The EAT must meet all the following requirements: (1) Hold qualified indicia of ownership (see below) at all times from the date of acquisition of the property until the property is transferred within the 180-day period (see below); (2) be someone other than you, your agent, or a person related to you or your agent; (3) be subject to federal income tax. If the EAT is treated as a partnership or S corporation, more than 90% of its interests or stock must be owned by partners or shareholders who are subject to federal income tax.

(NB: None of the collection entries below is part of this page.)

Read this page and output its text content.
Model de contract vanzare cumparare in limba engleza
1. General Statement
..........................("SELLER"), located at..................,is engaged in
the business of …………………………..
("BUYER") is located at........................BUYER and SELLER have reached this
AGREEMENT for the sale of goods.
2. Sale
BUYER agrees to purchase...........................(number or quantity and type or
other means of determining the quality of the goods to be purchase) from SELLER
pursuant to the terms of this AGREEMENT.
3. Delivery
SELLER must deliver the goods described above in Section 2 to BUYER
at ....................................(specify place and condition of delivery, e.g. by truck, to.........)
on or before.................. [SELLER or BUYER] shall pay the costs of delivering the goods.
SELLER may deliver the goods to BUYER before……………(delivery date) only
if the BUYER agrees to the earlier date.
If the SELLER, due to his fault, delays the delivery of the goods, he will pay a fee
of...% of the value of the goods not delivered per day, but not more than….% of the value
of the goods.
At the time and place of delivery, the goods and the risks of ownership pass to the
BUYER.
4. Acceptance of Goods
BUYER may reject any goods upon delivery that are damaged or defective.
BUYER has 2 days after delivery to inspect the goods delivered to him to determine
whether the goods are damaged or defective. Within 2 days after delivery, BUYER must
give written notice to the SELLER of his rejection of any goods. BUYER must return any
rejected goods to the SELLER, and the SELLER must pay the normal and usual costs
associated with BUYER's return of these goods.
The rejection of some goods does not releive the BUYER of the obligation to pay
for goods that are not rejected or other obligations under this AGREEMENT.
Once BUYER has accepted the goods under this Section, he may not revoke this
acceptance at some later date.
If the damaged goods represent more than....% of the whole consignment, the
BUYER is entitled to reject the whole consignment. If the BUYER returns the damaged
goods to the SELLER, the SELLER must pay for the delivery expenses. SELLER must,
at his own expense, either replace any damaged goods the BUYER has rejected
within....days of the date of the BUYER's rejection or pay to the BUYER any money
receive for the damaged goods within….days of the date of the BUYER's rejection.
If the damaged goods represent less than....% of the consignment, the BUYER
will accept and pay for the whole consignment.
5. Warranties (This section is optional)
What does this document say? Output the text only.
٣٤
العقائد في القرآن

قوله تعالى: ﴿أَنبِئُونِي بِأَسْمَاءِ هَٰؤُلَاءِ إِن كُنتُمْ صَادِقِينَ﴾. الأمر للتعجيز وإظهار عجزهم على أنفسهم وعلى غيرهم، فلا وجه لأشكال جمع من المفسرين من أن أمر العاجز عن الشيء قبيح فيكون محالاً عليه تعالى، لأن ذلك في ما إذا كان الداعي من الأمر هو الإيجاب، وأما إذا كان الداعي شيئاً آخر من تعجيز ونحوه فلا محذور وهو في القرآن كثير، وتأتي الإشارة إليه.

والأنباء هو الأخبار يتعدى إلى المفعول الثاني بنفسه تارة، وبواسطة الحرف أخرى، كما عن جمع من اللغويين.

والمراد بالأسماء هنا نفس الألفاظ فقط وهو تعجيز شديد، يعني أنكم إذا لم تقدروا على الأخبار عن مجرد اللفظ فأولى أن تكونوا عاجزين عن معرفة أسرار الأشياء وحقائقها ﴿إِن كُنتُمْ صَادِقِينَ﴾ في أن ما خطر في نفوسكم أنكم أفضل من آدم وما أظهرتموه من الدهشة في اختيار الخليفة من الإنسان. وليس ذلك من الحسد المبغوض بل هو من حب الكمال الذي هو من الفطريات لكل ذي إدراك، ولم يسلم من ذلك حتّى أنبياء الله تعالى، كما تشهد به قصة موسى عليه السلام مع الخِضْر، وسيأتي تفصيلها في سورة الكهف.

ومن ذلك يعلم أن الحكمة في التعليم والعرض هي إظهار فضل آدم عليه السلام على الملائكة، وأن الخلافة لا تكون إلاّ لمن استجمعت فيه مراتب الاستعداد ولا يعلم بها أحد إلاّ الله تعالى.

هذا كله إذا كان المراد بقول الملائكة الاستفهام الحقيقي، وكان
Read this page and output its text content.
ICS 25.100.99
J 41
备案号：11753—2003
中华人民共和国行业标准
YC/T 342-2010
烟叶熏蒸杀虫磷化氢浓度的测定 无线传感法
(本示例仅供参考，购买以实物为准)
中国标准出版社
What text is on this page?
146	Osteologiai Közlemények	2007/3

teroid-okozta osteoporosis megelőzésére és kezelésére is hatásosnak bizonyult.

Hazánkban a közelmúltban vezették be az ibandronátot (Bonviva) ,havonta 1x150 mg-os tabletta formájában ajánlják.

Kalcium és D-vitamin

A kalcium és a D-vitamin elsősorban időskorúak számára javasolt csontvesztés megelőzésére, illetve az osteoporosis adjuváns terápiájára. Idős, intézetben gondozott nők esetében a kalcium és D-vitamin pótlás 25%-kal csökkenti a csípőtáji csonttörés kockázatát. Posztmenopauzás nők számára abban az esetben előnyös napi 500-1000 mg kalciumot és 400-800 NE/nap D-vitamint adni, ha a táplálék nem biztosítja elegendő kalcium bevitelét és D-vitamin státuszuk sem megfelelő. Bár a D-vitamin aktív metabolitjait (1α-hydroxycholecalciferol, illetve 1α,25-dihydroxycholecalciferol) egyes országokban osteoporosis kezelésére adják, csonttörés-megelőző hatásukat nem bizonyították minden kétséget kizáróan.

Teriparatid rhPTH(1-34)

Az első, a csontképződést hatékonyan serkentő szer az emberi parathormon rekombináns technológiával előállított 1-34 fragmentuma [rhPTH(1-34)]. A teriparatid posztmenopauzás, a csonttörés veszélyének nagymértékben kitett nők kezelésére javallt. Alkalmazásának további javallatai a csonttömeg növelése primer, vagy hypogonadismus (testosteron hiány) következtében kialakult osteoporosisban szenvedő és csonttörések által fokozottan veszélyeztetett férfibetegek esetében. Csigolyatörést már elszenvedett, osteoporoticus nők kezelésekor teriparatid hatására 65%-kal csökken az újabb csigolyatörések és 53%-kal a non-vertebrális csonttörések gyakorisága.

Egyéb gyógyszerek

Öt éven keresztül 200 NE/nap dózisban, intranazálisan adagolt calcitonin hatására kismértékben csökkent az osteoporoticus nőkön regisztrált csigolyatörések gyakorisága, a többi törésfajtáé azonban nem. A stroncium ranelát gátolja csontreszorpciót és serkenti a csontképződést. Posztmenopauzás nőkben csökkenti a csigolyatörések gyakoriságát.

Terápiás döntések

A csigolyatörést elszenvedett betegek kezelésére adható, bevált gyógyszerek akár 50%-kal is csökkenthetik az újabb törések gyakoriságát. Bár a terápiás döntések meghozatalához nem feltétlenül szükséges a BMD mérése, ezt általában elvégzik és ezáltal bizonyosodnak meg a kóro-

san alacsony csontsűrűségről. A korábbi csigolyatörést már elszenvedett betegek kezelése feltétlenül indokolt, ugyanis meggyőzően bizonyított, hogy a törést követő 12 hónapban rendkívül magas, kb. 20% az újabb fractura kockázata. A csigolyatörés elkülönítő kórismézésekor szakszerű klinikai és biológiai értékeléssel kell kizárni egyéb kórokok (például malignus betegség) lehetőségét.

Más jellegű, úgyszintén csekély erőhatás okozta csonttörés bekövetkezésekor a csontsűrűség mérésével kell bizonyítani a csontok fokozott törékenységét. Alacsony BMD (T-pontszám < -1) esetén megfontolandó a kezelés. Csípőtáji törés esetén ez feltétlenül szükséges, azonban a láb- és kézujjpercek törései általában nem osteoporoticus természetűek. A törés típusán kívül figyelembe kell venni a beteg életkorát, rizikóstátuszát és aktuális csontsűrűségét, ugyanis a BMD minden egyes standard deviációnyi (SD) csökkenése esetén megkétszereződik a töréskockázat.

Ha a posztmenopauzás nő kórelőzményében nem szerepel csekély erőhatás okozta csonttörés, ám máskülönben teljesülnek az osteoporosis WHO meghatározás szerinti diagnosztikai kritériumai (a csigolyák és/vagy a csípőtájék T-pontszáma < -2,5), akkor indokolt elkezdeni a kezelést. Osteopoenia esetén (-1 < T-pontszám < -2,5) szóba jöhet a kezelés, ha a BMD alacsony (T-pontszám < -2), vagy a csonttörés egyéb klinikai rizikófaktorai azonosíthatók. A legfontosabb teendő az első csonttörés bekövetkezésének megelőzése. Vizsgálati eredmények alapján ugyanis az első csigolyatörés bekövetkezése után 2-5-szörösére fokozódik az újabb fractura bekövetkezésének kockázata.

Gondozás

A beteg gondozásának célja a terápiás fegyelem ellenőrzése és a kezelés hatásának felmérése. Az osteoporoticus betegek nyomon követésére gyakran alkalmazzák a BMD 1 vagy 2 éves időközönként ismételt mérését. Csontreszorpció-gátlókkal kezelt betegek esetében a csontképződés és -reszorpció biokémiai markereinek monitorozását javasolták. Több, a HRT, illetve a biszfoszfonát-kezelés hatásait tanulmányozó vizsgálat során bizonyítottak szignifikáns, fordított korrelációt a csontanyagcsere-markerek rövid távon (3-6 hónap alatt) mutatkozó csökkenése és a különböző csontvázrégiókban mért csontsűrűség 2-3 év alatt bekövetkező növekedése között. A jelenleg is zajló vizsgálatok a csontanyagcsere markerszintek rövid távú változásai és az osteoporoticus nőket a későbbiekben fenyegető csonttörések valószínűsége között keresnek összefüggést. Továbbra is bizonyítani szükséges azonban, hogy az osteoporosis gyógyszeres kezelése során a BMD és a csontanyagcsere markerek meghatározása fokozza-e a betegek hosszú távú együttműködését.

The IRS defines qualified indicia of ownership as either legal title to the property, other indicia of ownership of the property that are treated as beneficial ownership of the property under principles of commercial law (for example, a contract for deed), or interests in an entity that is disregarded as an entity separate from its owner for federal income tax purposes (for example, a single member limited liability company) and that holds either legal title to the property or other indicia of ownership.

There are time limits for identifying and transferring property under a QEAA. No later than 45 days after the transfer of qualified indicia of ownership of the replacement property to the EAT, you must identify the relinquished property in a manner consistent with the principles for deferred exchanges (6.4). If qualified indicia of ownership in replacement property have been transferred to the EAT, then no later than 180 days after that transfer, the replacement property must be transferred to you either directly or indirectly through a qualified intermediary (6.4). If the EAT receives qualified indicia of ownership in the relinquished property, then no later than 180 days after that transfer, the relinquished property must be transferred to a person other than you, your agent at the time of the transaction, or a person who is related to you or your agent.

Note: For further details on the IRS’s guidelines for QEAAs, see IRS Publication 544 and Revenue Procedure 2000-37, as modified by Revenue Procedure 2004-51 (parking transactions).